Mercedes have spent too many winters in the last few years talking about “understanding” their car. In Barcelona this week, George Russell sounded like a driver who’s simply relieved to be able to get on with his job again.
The headline from Mercedes’ first proper run with the W17 wasn’t a headline time, or even a particularly provocative long-run hint. It was the boring stuff — and in 2026, boring might be exactly what they’ve been chasing.
Russell said the team’s hefty mileage haul in Spain came with a notable absence: porpoising. For a squad that was among the worst affected when the ground-effect era bit hardest, that matters. Under the new rules, with the balance of downforce generation moved back towards aero surfaces above the car rather than living and dying by how close you can slam the floor to the tarmac, the bouncing that used to dominate driver debriefs has, at least on this evidence, stopped being part of Mercedes’ daily vocabulary.
“I think this was a very positive test, to be honest,” Russell said at the end of the team’s three-day allocation. “We had lots of mileage on the car, which was the main focus of the test.
“The car’s feeling nice to drive. No major issues, no porpoising — which is pretty good news for all of us, it’ll save us a few years on the back. So, all in all, a decent few days.”

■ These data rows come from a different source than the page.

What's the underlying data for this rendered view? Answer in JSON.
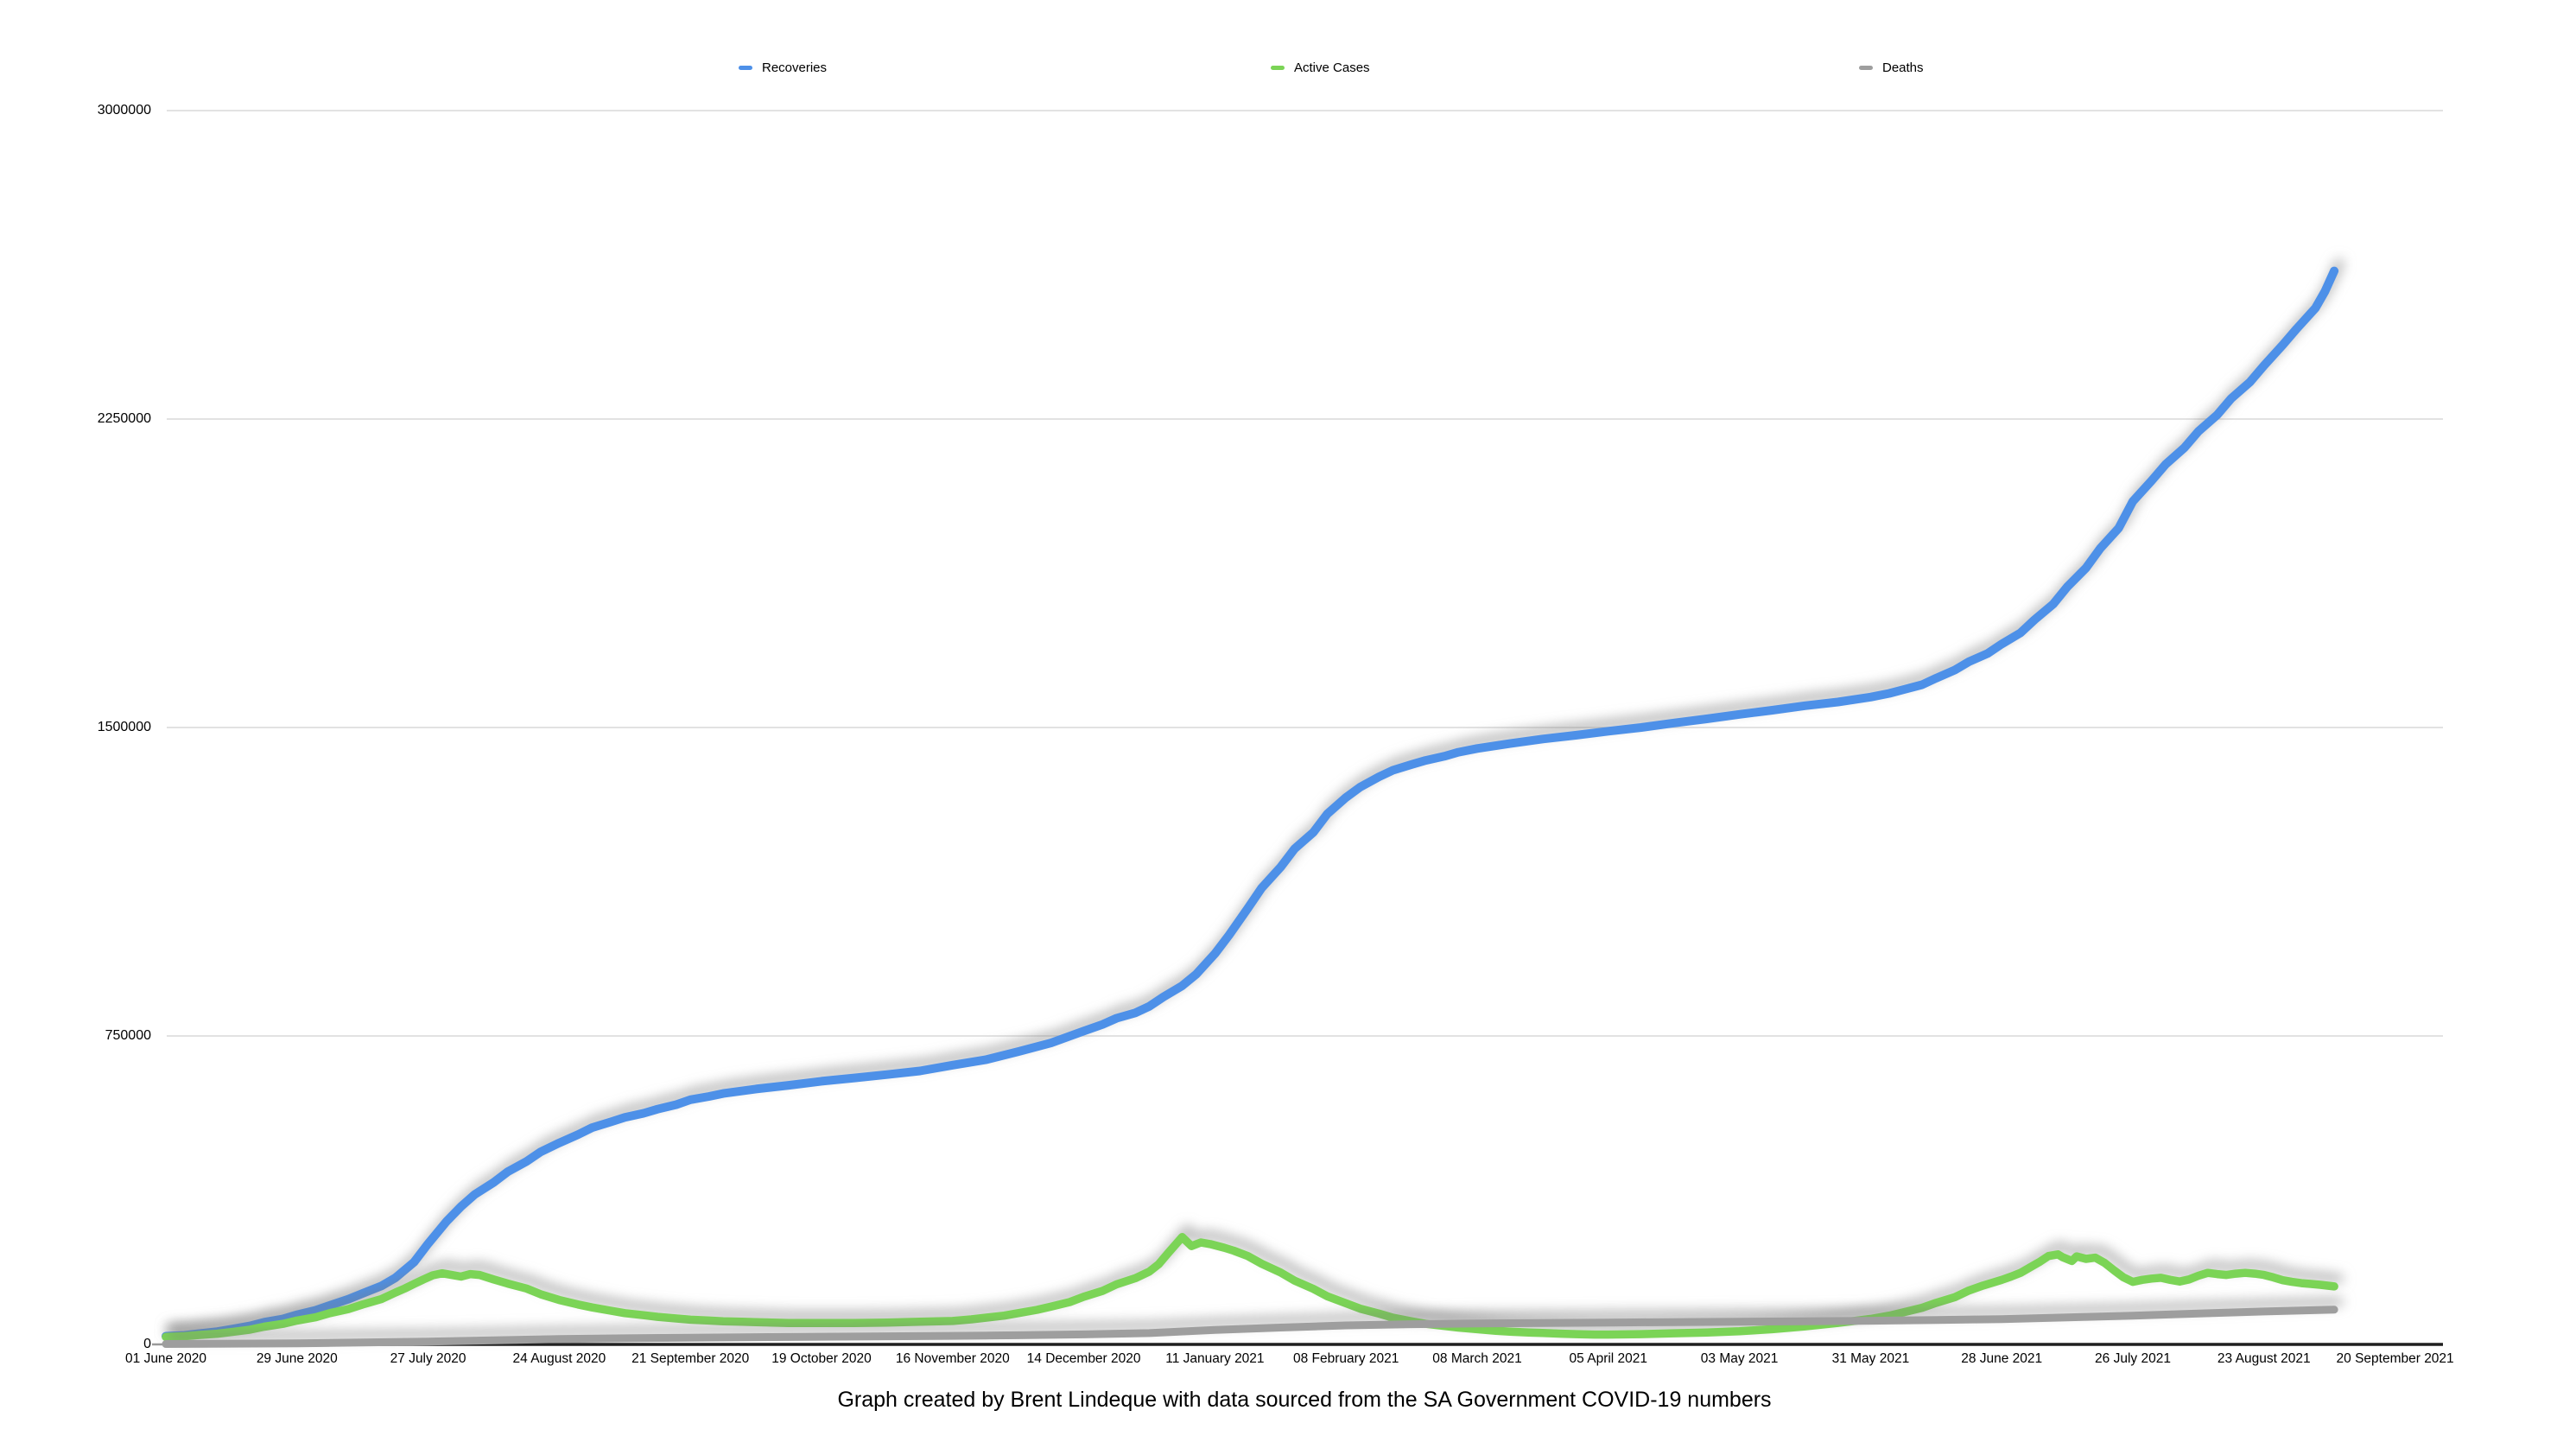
{
  "caption": "Graph created by Brent Lindeque with data sourced from the SA Government COVID-19 numbers",
  "chart_data": {
    "type": "line",
    "title": "",
    "legend_position": "top",
    "grid": "horizontal",
    "colors": {
      "gridline": "#d9d9d9",
      "axis_line": "#1f1f1f",
      "shadow": "rgba(120,120,120,0.6)"
    },
    "x_axis": {
      "start": "01 June 2020",
      "end": "20 September 2021",
      "interval_days": 28,
      "tick_labels": [
        "01 June 2020",
        "29 June 2020",
        "27 July 2020",
        "24 August 2020",
        "21 September 2020",
        "19 October 2020",
        "16 November 2020",
        "14 December 2020",
        "11 January 2021",
        "08 February 2021",
        "08 March 2021",
        "05 April 2021",
        "03 May 2021",
        "31 May 2021",
        "28 June 2021",
        "26 July 2021",
        "23 August 2021",
        "20 September 2021"
      ]
    },
    "y_axis": {
      "min": 0,
      "max": 3000000,
      "ticks": [
        0,
        750000,
        1500000,
        2250000,
        3000000
      ],
      "tick_labels": [
        "0",
        "750000",
        "1500000",
        "2250000",
        "3000000"
      ]
    },
    "series": [
      {
        "name": "Recoveries",
        "color": "#4d90e8",
        "points": [
          [
            0,
            20000
          ],
          [
            4,
            22000
          ],
          [
            7,
            26000
          ],
          [
            11,
            31000
          ],
          [
            14,
            37000
          ],
          [
            18,
            45000
          ],
          [
            21,
            54000
          ],
          [
            25,
            62000
          ],
          [
            28,
            72000
          ],
          [
            32,
            83000
          ],
          [
            35,
            95000
          ],
          [
            39,
            110000
          ],
          [
            42,
            124000
          ],
          [
            46,
            142000
          ],
          [
            49,
            162000
          ],
          [
            53,
            200000
          ],
          [
            56,
            245000
          ],
          [
            60,
            300000
          ],
          [
            63,
            335000
          ],
          [
            66,
            365000
          ],
          [
            70,
            394000
          ],
          [
            73,
            420000
          ],
          [
            77,
            445000
          ],
          [
            80,
            468000
          ],
          [
            84,
            490000
          ],
          [
            88,
            510000
          ],
          [
            91,
            527000
          ],
          [
            95,
            541000
          ],
          [
            98,
            552000
          ],
          [
            102,
            562000
          ],
          [
            105,
            572000
          ],
          [
            109,
            583000
          ],
          [
            112,
            595000
          ],
          [
            116,
            603000
          ],
          [
            119,
            610000
          ],
          [
            126,
            621000
          ],
          [
            133,
            630000
          ],
          [
            140,
            640000
          ],
          [
            147,
            648000
          ],
          [
            154,
            656000
          ],
          [
            161,
            665000
          ],
          [
            168,
            679000
          ],
          [
            175,
            692000
          ],
          [
            182,
            712000
          ],
          [
            189,
            733000
          ],
          [
            196,
            762000
          ],
          [
            200,
            778000
          ],
          [
            203,
            793000
          ],
          [
            207,
            806000
          ],
          [
            210,
            822000
          ],
          [
            213,
            845000
          ],
          [
            217,
            872000
          ],
          [
            220,
            900000
          ],
          [
            224,
            950000
          ],
          [
            227,
            995000
          ],
          [
            231,
            1060000
          ],
          [
            234,
            1110000
          ],
          [
            238,
            1160000
          ],
          [
            241,
            1205000
          ],
          [
            245,
            1245000
          ],
          [
            248,
            1290000
          ],
          [
            252,
            1330000
          ],
          [
            255,
            1355000
          ],
          [
            259,
            1380000
          ],
          [
            262,
            1396000
          ],
          [
            266,
            1410000
          ],
          [
            269,
            1420000
          ],
          [
            273,
            1430000
          ],
          [
            276,
            1440000
          ],
          [
            280,
            1449000
          ],
          [
            287,
            1461000
          ],
          [
            294,
            1472000
          ],
          [
            301,
            1481000
          ],
          [
            308,
            1491000
          ],
          [
            315,
            1500000
          ],
          [
            322,
            1511000
          ],
          [
            329,
            1521000
          ],
          [
            336,
            1532000
          ],
          [
            343,
            1542000
          ],
          [
            350,
            1553000
          ],
          [
            357,
            1562000
          ],
          [
            364,
            1574000
          ],
          [
            368,
            1583000
          ],
          [
            371,
            1592000
          ],
          [
            375,
            1604000
          ],
          [
            378,
            1620000
          ],
          [
            382,
            1640000
          ],
          [
            385,
            1660000
          ],
          [
            389,
            1680000
          ],
          [
            392,
            1703000
          ],
          [
            396,
            1730000
          ],
          [
            399,
            1762000
          ],
          [
            403,
            1800000
          ],
          [
            406,
            1842000
          ],
          [
            410,
            1888000
          ],
          [
            413,
            1935000
          ],
          [
            417,
            1985000
          ],
          [
            420,
            2050000
          ],
          [
            424,
            2100000
          ],
          [
            427,
            2140000
          ],
          [
            431,
            2180000
          ],
          [
            434,
            2220000
          ],
          [
            438,
            2260000
          ],
          [
            441,
            2300000
          ],
          [
            445,
            2340000
          ],
          [
            448,
            2380000
          ],
          [
            452,
            2430000
          ],
          [
            455,
            2470000
          ],
          [
            459,
            2520000
          ],
          [
            461,
            2560000
          ],
          [
            463,
            2610000
          ]
        ]
      },
      {
        "name": "Active Cases",
        "color": "#7bd456",
        "points": [
          [
            0,
            18000
          ],
          [
            4,
            20000
          ],
          [
            7,
            23000
          ],
          [
            11,
            26000
          ],
          [
            14,
            30000
          ],
          [
            18,
            36000
          ],
          [
            21,
            43000
          ],
          [
            25,
            50000
          ],
          [
            28,
            58000
          ],
          [
            32,
            66000
          ],
          [
            35,
            76000
          ],
          [
            39,
            86000
          ],
          [
            42,
            97000
          ],
          [
            46,
            110000
          ],
          [
            49,
            126000
          ],
          [
            51,
            136000
          ],
          [
            53,
            147000
          ],
          [
            55,
            158000
          ],
          [
            57,
            168000
          ],
          [
            59,
            173000
          ],
          [
            61,
            169000
          ],
          [
            63,
            165000
          ],
          [
            65,
            171000
          ],
          [
            67,
            169000
          ],
          [
            70,
            158000
          ],
          [
            73,
            148000
          ],
          [
            77,
            136000
          ],
          [
            80,
            122000
          ],
          [
            84,
            108000
          ],
          [
            88,
            97000
          ],
          [
            91,
            90000
          ],
          [
            95,
            82000
          ],
          [
            98,
            76000
          ],
          [
            102,
            71000
          ],
          [
            105,
            67000
          ],
          [
            109,
            63000
          ],
          [
            112,
            60000
          ],
          [
            116,
            58000
          ],
          [
            119,
            56000
          ],
          [
            123,
            55000
          ],
          [
            126,
            54000
          ],
          [
            133,
            52000
          ],
          [
            140,
            52000
          ],
          [
            147,
            52000
          ],
          [
            154,
            53000
          ],
          [
            161,
            55000
          ],
          [
            168,
            57000
          ],
          [
            172,
            61000
          ],
          [
            175,
            65000
          ],
          [
            179,
            70000
          ],
          [
            182,
            76000
          ],
          [
            186,
            84000
          ],
          [
            189,
            92000
          ],
          [
            193,
            103000
          ],
          [
            196,
            116000
          ],
          [
            200,
            130000
          ],
          [
            203,
            146000
          ],
          [
            207,
            161000
          ],
          [
            210,
            177000
          ],
          [
            212,
            195000
          ],
          [
            214,
            222000
          ],
          [
            216,
            248000
          ],
          [
            217,
            261000
          ],
          [
            219,
            239000
          ],
          [
            221,
            248000
          ],
          [
            223,
            244000
          ],
          [
            226,
            235000
          ],
          [
            228,
            228000
          ],
          [
            231,
            215000
          ],
          [
            234,
            196000
          ],
          [
            238,
            175000
          ],
          [
            241,
            155000
          ],
          [
            245,
            135000
          ],
          [
            248,
            117000
          ],
          [
            252,
            100000
          ],
          [
            255,
            87000
          ],
          [
            259,
            75000
          ],
          [
            262,
            65000
          ],
          [
            266,
            56000
          ],
          [
            269,
            50000
          ],
          [
            273,
            45000
          ],
          [
            276,
            41000
          ],
          [
            280,
            37000
          ],
          [
            284,
            33000
          ],
          [
            287,
            31000
          ],
          [
            291,
            29000
          ],
          [
            294,
            28000
          ],
          [
            298,
            26000
          ],
          [
            301,
            25000
          ],
          [
            305,
            24000
          ],
          [
            308,
            24000
          ],
          [
            315,
            25000
          ],
          [
            322,
            27000
          ],
          [
            329,
            29000
          ],
          [
            336,
            32000
          ],
          [
            343,
            37000
          ],
          [
            350,
            44000
          ],
          [
            357,
            52000
          ],
          [
            364,
            62000
          ],
          [
            368,
            70000
          ],
          [
            371,
            78000
          ],
          [
            375,
            89000
          ],
          [
            378,
            101000
          ],
          [
            382,
            115000
          ],
          [
            385,
            131000
          ],
          [
            388,
            143000
          ],
          [
            392,
            157000
          ],
          [
            394,
            165000
          ],
          [
            396,
            174000
          ],
          [
            398,
            187000
          ],
          [
            400,
            200000
          ],
          [
            402,
            215000
          ],
          [
            404,
            219000
          ],
          [
            405,
            212000
          ],
          [
            407,
            203000
          ],
          [
            408,
            214000
          ],
          [
            410,
            208000
          ],
          [
            412,
            211000
          ],
          [
            414,
            198000
          ],
          [
            416,
            180000
          ],
          [
            418,
            163000
          ],
          [
            420,
            152000
          ],
          [
            422,
            157000
          ],
          [
            424,
            160000
          ],
          [
            426,
            162000
          ],
          [
            428,
            157000
          ],
          [
            430,
            153000
          ],
          [
            432,
            158000
          ],
          [
            434,
            167000
          ],
          [
            436,
            174000
          ],
          [
            438,
            171000
          ],
          [
            440,
            169000
          ],
          [
            442,
            172000
          ],
          [
            444,
            174000
          ],
          [
            446,
            172000
          ],
          [
            448,
            169000
          ],
          [
            450,
            163000
          ],
          [
            452,
            156000
          ],
          [
            454,
            152000
          ],
          [
            456,
            149000
          ],
          [
            458,
            147000
          ],
          [
            460,
            145000
          ],
          [
            463,
            141000
          ]
        ]
      },
      {
        "name": "Deaths",
        "color": "#9e9e9e",
        "points": [
          [
            0,
            1000
          ],
          [
            14,
            1800
          ],
          [
            28,
            2800
          ],
          [
            42,
            4700
          ],
          [
            56,
            7000
          ],
          [
            70,
            9900
          ],
          [
            84,
            13000
          ],
          [
            98,
            15000
          ],
          [
            112,
            16400
          ],
          [
            126,
            17600
          ],
          [
            140,
            18700
          ],
          [
            154,
            19800
          ],
          [
            168,
            20800
          ],
          [
            182,
            22200
          ],
          [
            196,
            24300
          ],
          [
            210,
            27500
          ],
          [
            224,
            35000
          ],
          [
            238,
            41000
          ],
          [
            252,
            46200
          ],
          [
            266,
            49200
          ],
          [
            280,
            50900
          ],
          [
            294,
            52200
          ],
          [
            308,
            53200
          ],
          [
            322,
            54200
          ],
          [
            336,
            55200
          ],
          [
            350,
            56200
          ],
          [
            364,
            57600
          ],
          [
            378,
            59300
          ],
          [
            392,
            61500
          ],
          [
            406,
            65500
          ],
          [
            420,
            70000
          ],
          [
            434,
            75000
          ],
          [
            448,
            80000
          ],
          [
            463,
            84500
          ]
        ]
      }
    ]
  }
}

That quip about “saving a few years” lands because everyone in the paddock remembers what those cars did to drivers — the physical hammering down the straights, the sparks showering from the plank as teams played chicken with ride height, and the sense that you were one setup step away from turning the cockpit into a chiropractor’s waiting room. Teams learned to manage it, sometimes circuit by circuit, sometimes by accepting compromises elsewhere. But it never truly went away as a talking point until the regulations did something about it.
Mercedes’ numbers in Barcelona were eye-catching in their own right. Between Russell and Kimi Antonelli, the team logged more than 500 laps across its running — and, crucially, it did it without the sort of stop-start gremlins that can derail a new car programme before it’s even begun. The W17 was consistently in circulation, with three-figure lap counts on each of Mercedes’ days, and both drivers featuring towards the top end of the timesheets during the test.
You can feel the temptation, in late-January testing, to turn that into a verdict. Russell wouldn’t.
He stressed that reliability and drivability are only the entry ticket — not the prize — especially when the competitive picture is still hidden behind varying programmes, fuel loads and early-spec parts. Mercedes have, effectively, proved the car works. They haven’t proved what that work is worth.
“The car so far has been working well, but it’s not about how well it works, it’s about how quick it goes around the track — and we don’t really have an indication of that at the moment,” Russell said. “We’re sort of in a reasonably good place, but I’m sure things are going to change a lot between now and the next Bahrain test, and I’m sure people will be bringing upgrades to the car. So still, very, very much early days.”
That’s the right note, because pre-season testing is where optimism goes to get mugged. Barcelona is a shakedown in all but name: correlation checks, system validation, the tedious stuff that keeps you off the back foot when it’s time to start chasing lap time for real. If Mercedes have ticked that box cleanly, it’s a credit to how the team has approached the reset — and it’s also a reminder of how punishing the 2026 development race is going to be once everyone stops counting laps and starts counting tenths.
The next stage is Bahrain, where all 11 teams — including Williams — are set to run from 11-13 February. That’s the test where the paddock starts squinting a bit harder at who’s fast, who’s hiding it, and who’s already reached for the emergency solutions. It’s also where Russell’s “no porpoising” claim will face a different track surface, different wind patterns, and the kind of long straights that used to be prime bounce territory.
For Mercedes, though, the psychological value of this week shouldn’t be underestimated. When a driver says the car is “nice to drive” in January, it doesn’t win you a championship — but it does change the tone of everything that follows. A stable platform, a calm cockpit, and a programme that runs to plan are the foundations of a proper pre-season. Mercedes, at least, have started 2026 like a team that finally has those basics back under control.